Het was niet alleen vanwege het feit dat ze weinig te eten hadden, geen zon of weinig vreugde hadden gezien dat ze bang waren. De meeste angst hadden ze gekregen, voor de angst die ze hadden gekregen. Ze wilde niet alleen zijn in het donker met een angstig hoofd vol rampen. Toch konden ze niet anders. De burgermeester sloot ze op in hun huizen. Alleen op bepaalde tijden mochten ze even naar buiten, wanneer het echt niet anders kon. De burgermeester stelde voor dat ze overal kunstlicht zouden aanleggen en voorverpakt voedsel zouden laten komen uit het buurland waar de reuzen woonde.

De angst bij de mensen werd groter want ze wilde geen kunstlicht maar de zonnestralen voelen op hun huid. Ze wilde geen voorverpakt voedsel maar met hun handen in de aarde, het land en de gewassen bewerken. De massale paniek bereikte zijn hoogtepunt op één van de donkerste nachten van het jaar. De mensen huilde in hun huizen en leken verscheurd door het interne donker. Ze keken terug op een triest jaar en het leek alsof alle hoop verloten was. 

Tot het moment waarop iedereen dacht dat het donker hen zou verslinden en de vreugde hen nooit meer zou vinden. Het was tegelijk met het vallen van de eerste sneeuw van de winter. Het leek alsof de witte vlokjes al het licht van de wereld weerkaatste en zo lichtpuntjes van hoop werden die de vallei bedekte. De volgende morgen was een witte winterwereld zichtbaar geworden en hadden de mensen frisse energie gekregen. Het leek alsof ze de angsten die ze collectief voelde onder de deken van sneeuw begraven hadden. 

Stuk voor stuk hadden ze hun interne licht, in die donkere nacht hervonden. Dat licht scheen op vertrouwen en maakte lef en daadkracht wakker. Zo kwam het dat ze op die ochtend een plan maakte. Tegen de wetten en regels van de burgermeester gingen ze door de sneeuw op pad. Ze hadden toch niets te verliezen. Het eten was op, het licht gedoofd, de vreugde en zin voor het leven gesmolten. 
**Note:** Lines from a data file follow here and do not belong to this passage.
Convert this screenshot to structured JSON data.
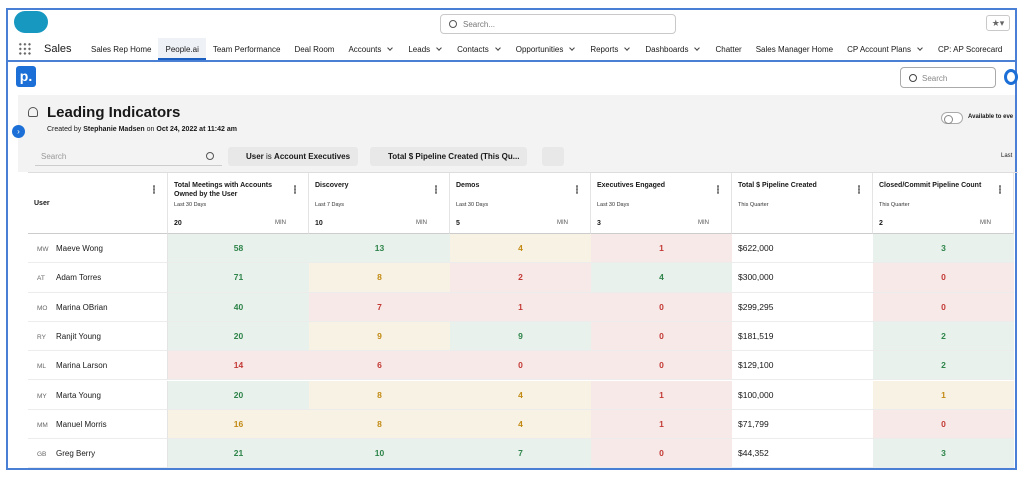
{
  "header": {
    "search": "Search...",
    "app": "Sales",
    "tabs": [
      "Sales Rep Home",
      "People.ai",
      "Team Performance",
      "Deal Room",
      "Accounts",
      "Leads",
      "Contacts",
      "Opportunities",
      "Reports",
      "Dashboards",
      "Chatter",
      "Sales Manager Home",
      "CP Account Plans",
      "CP: AP Scorecard"
    ]
  },
  "page": {
    "search": "Search",
    "title": "Leading Indicators",
    "created_by": "Created by",
    "author": "Stephanie Madsen",
    "on": "on",
    "date": "Oct 24, 2022 at 11:42 am",
    "toggle_label": "Available to eve",
    "filter_search": "Search",
    "filters": [
      {
        "field": "User",
        "op": "is",
        "value": "Account Executives"
      },
      {
        "field": "Total $ Pipeline Created (This Qu...",
        "op": "",
        "value": ""
      }
    ],
    "last": "Last"
  },
  "table": {
    "user_header": "User",
    "columns": [
      {
        "name": "Total Meetings with Accounts Owned by the User",
        "period": "Last 30 Days",
        "target": 20,
        "agg": "MIN"
      },
      {
        "name": "Discovery",
        "period": "Last 7 Days",
        "target": 10,
        "agg": "MIN"
      },
      {
        "name": "Demos",
        "period": "Last 30 Days",
        "target": 5,
        "agg": "MIN"
      },
      {
        "name": "Executives Engaged",
        "period": "Last 30 Days",
        "target": 3,
        "agg": "MIN"
      },
      {
        "name": "Total $ Pipeline Created",
        "period": "This Quarter"
      },
      {
        "name": "Closed/Commit Pipeline Count",
        "period": "This Quarter",
        "target": 2,
        "agg": "MIN"
      }
    ],
    "rows": [
      {
        "initials": "MW",
        "name": "Maeve Wong",
        "cells": [
          58,
          13,
          4,
          1,
          "$622,000",
          3
        ],
        "colors": [
          "#2e844a",
          "#2e844a",
          "#c28a12",
          "#c23934",
          null,
          "#2e844a"
        ]
      },
      {
        "initials": "AT",
        "name": "Adam Torres",
        "cells": [
          71,
          8,
          2,
          4,
          "$300,000",
          0
        ],
        "colors": [
          "#2e844a",
          "#c28a12",
          "#c23934",
          "#2e844a",
          null,
          "#c23934"
        ]
      },
      {
        "initials": "MO",
        "name": "Marina OBrian",
        "cells": [
          40,
          7,
          1,
          0,
          "$299,295",
          0
        ],
        "colors": [
          "#2e844a",
          "#c23934",
          "#c23934",
          "#c23934",
          null,
          "#c23934"
        ]
      },
      {
        "initials": "RY",
        "name": "Ranjit Young",
        "cells": [
          20,
          9,
          9,
          0,
          "$181,519",
          2
        ],
        "colors": [
          "#2e844a",
          "#c28a12",
          "#2e844a",
          "#c23934",
          null,
          "#2e844a"
        ]
      },
      {
        "initials": "ML",
        "name": "Marina Larson",
        "cells": [
          14,
          6,
          0,
          0,
          "$129,100",
          2
        ],
        "colors": [
          "#c23934",
          "#c23934",
          "#c23934",
          "#c23934",
          null,
          "#2e844a"
        ]
      },
      {
        "initials": "MY",
        "name": "Marta Young",
        "cells": [
          20,
          8,
          4,
          1,
          "$100,000",
          1
        ],
        "colors": [
          "#2e844a",
          "#c28a12",
          "#c28a12",
          "#c23934",
          null,
          "#c28a12"
        ]
      },
      {
        "initials": "MM",
        "name": "Manuel Morris",
        "cells": [
          16,
          8,
          4,
          1,
          "$71,799",
          0
        ],
        "colors": [
          "#c28a12",
          "#c28a12",
          "#c28a12",
          "#c23934",
          null,
          "#c23934"
        ]
      },
      {
        "initials": "GB",
        "name": "Greg Berry",
        "cells": [
          21,
          10,
          7,
          0,
          "$44,352",
          3
        ],
        "colors": [
          "#2e844a",
          "#2e844a",
          "#2e844a",
          "#c23934",
          null,
          "#2e844a"
        ]
      }
    ]
  }
}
Aan het einde van de vallei stuitten ze op een rotsblok wat het dorp afsloot van de buitenwereld. Het blok was reusachtig groot en het volk zo ontzettend klein. Toch wisten ze dat je met samenwerken tot grootse dingen in staat was. Terwijl de burgermeester zo ongeveer ontplofte van woede staken ze de handen bij elkaar. Het hele volk, van jong tot oud zette hun handen tegen de rots. Op de derde tel leverde hun collectieve inspanning voldoende kracht om het rotsblok opzij te rollen. Daarmee leerde ze dat er niets krachtiger is dan samenwerken. Ze kozen er op dat moment voor om voorbij hun angst te kijken en de regie over hun leven terug te nemen. Vanaf dat ogenblik begon de zon weer de vallei binnen te stralen en bloeide de mensen, evenals de natuur weer op. En de mensen zeggen dat de burgermeester zo kwaad was dat hij ter plekke ontplofte.